Open adoption is one in which the child's birth parents are involved in the life of the child as he or she grows up. The concept of open adoption intrigued me, so I decided to investigate.
Pleasant Hill is home to one of six Independent Adoption Center locations. Founded in 1982, the IAC has found families for approximately 4,000 children.
I spoke with Erin Grimm and Ryan Schwab, the Center's creative directors of marketing, about the benefits and prospective downfalls of open adoption. The most important question, of course, is whether open adoption benefits the adopted children. It seemed plausible that children involved in open adoptions may find it difficult to feel as if they are truly part of either family, adoptive or biological. Grimm and Schwab assured me, however, that they have observed quite the opposite. The children, they said, have the advantage of knowing who their biological parents are and receiving emotional support from them.
"Children in open adoptions have fewer questions about their identity and who they are," said Schwab.
While the biological parents take part in the child's life, they do not make parenting decisions. This, Grimm said, allows the children to feel as if their adoptive parents are, in fact, their immediate family.
"The biological parents are often like extended family," said Grimm.
Indeed, IAC's website cites several studies measuring the psychological well being of families involved in open adoptions. The studies indicate that open adoption has either no impact or a positive impact upon the psychological state and self-esteem of the child. The adoptive parents participating in the study also reported no feelings of dissatisfaction with their choice of an open adoption.
So why would prospective adoptive parents choose an open adoption? What advantages does it hold for them? According to Grimm and Schwab, parents choose open adoption because they believe it is in the best interest of the child and because it eases any concerns they may have about not knowing the background of the biological parents.
"Open adoption gives adoptive parents peace of mind because they know who the biological parents are," Schwab said.
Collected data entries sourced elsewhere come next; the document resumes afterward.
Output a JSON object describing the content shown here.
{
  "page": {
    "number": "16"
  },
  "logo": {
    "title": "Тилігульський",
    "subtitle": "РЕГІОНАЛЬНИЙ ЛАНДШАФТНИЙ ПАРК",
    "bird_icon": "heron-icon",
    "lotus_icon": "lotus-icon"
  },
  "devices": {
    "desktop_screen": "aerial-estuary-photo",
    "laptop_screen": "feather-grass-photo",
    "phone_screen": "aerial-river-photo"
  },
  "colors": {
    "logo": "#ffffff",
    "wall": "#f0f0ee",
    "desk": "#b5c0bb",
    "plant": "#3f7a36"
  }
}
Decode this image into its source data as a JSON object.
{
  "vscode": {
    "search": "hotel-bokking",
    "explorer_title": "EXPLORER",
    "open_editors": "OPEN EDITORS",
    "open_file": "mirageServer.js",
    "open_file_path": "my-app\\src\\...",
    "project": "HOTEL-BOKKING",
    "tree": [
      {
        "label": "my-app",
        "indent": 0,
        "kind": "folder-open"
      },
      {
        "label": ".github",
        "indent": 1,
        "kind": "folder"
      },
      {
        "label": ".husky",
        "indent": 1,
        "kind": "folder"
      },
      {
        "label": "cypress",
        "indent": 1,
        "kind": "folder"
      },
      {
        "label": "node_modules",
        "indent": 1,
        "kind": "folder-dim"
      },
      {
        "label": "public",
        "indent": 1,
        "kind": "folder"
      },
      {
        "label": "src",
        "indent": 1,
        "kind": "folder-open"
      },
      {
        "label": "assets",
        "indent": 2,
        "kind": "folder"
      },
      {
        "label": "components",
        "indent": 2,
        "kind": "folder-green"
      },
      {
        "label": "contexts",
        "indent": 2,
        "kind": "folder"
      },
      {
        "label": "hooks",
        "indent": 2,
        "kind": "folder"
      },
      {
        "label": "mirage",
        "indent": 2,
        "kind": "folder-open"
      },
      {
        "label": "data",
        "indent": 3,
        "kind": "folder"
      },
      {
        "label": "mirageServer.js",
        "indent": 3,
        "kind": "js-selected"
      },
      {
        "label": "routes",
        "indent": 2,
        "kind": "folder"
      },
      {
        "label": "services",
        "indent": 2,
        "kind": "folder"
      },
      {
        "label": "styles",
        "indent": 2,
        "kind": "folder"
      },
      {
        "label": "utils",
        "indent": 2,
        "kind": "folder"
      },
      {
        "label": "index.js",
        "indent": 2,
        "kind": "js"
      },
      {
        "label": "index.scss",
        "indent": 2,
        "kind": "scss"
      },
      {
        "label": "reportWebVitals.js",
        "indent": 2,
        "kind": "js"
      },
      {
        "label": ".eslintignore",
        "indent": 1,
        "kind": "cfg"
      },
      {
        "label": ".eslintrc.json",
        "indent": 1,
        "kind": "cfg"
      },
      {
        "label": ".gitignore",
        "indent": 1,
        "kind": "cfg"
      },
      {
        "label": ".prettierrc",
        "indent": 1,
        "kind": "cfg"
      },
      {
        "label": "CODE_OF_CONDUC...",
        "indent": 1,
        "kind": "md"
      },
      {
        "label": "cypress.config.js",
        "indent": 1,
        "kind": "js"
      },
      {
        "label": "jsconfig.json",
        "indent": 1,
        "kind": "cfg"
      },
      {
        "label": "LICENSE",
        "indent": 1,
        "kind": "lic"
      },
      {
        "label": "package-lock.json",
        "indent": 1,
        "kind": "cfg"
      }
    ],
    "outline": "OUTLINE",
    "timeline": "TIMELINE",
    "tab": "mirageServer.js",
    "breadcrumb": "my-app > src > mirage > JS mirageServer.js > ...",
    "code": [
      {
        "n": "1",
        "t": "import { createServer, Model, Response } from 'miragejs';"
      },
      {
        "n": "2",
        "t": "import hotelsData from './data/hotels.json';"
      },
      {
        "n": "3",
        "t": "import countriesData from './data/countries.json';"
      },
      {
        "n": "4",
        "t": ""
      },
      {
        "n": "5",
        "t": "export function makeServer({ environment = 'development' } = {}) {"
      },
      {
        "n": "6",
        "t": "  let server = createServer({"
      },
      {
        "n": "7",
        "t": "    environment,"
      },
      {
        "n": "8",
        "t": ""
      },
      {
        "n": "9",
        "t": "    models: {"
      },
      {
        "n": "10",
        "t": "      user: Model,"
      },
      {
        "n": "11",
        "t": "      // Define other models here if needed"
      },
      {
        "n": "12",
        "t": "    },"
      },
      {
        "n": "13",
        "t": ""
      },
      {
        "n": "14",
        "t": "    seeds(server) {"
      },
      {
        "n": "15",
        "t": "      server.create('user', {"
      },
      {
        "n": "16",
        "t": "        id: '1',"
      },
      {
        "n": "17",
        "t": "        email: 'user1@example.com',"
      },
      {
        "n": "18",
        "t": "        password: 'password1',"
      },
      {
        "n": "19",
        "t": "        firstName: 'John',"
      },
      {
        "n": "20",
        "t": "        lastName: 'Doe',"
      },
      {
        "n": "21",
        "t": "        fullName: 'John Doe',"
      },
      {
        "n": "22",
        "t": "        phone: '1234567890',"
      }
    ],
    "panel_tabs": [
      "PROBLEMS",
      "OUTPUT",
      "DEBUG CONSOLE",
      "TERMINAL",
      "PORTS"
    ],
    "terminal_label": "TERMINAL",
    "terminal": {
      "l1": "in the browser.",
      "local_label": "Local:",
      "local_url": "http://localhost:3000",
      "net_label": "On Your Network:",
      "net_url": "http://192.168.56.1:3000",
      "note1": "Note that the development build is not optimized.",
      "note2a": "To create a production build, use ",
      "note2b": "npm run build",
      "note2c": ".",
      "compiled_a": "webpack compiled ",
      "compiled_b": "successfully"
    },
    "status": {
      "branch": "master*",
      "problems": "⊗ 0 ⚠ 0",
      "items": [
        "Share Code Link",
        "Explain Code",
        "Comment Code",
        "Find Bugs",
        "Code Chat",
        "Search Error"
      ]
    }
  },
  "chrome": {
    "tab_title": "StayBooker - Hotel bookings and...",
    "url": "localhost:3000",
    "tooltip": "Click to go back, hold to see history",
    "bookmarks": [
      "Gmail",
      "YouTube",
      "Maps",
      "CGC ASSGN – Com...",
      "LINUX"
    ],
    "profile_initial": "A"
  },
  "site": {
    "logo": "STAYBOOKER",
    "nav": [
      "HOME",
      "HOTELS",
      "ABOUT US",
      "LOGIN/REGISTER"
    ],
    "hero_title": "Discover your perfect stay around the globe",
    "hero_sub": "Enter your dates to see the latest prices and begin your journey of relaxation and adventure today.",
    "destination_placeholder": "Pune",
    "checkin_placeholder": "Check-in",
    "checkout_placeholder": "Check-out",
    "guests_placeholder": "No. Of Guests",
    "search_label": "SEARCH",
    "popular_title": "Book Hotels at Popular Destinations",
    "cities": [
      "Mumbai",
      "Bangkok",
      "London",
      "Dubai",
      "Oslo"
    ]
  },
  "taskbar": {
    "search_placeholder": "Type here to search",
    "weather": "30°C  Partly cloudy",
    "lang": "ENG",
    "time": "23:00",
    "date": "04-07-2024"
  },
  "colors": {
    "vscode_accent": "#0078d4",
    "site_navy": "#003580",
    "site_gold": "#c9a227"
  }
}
In addition, IAC is one of the few adoption agencies that provide services to prospective LGBTQ parents.
"[LGBTQ adoptive parents] don't encounter any more barriers than our heterosexual families," said Grimm.
IAC also offers an online community for birthmothers whose children have been adopted through IAC or who are considering open adoption. Having peer support in addition to the support of a counselor, Grimm and Schwab said, is quite important to many mothers.
"[Birthmothers] always have the help of a counselor, which is important, but the counselor hasn't necessarily been through what they are going through," said Grimm.
My conversation with Grimm and Schwab demonstrated to me the many ways in which families may be constructed. While adoptive parents may have some concerns about open adoption, it seems there are many advantages, as well. The lesson I took away from this interview is that children can lead happy, well-adjusted lives regardless of whether they are raised in traditional, biological families. What is important is that parents provide loving homes.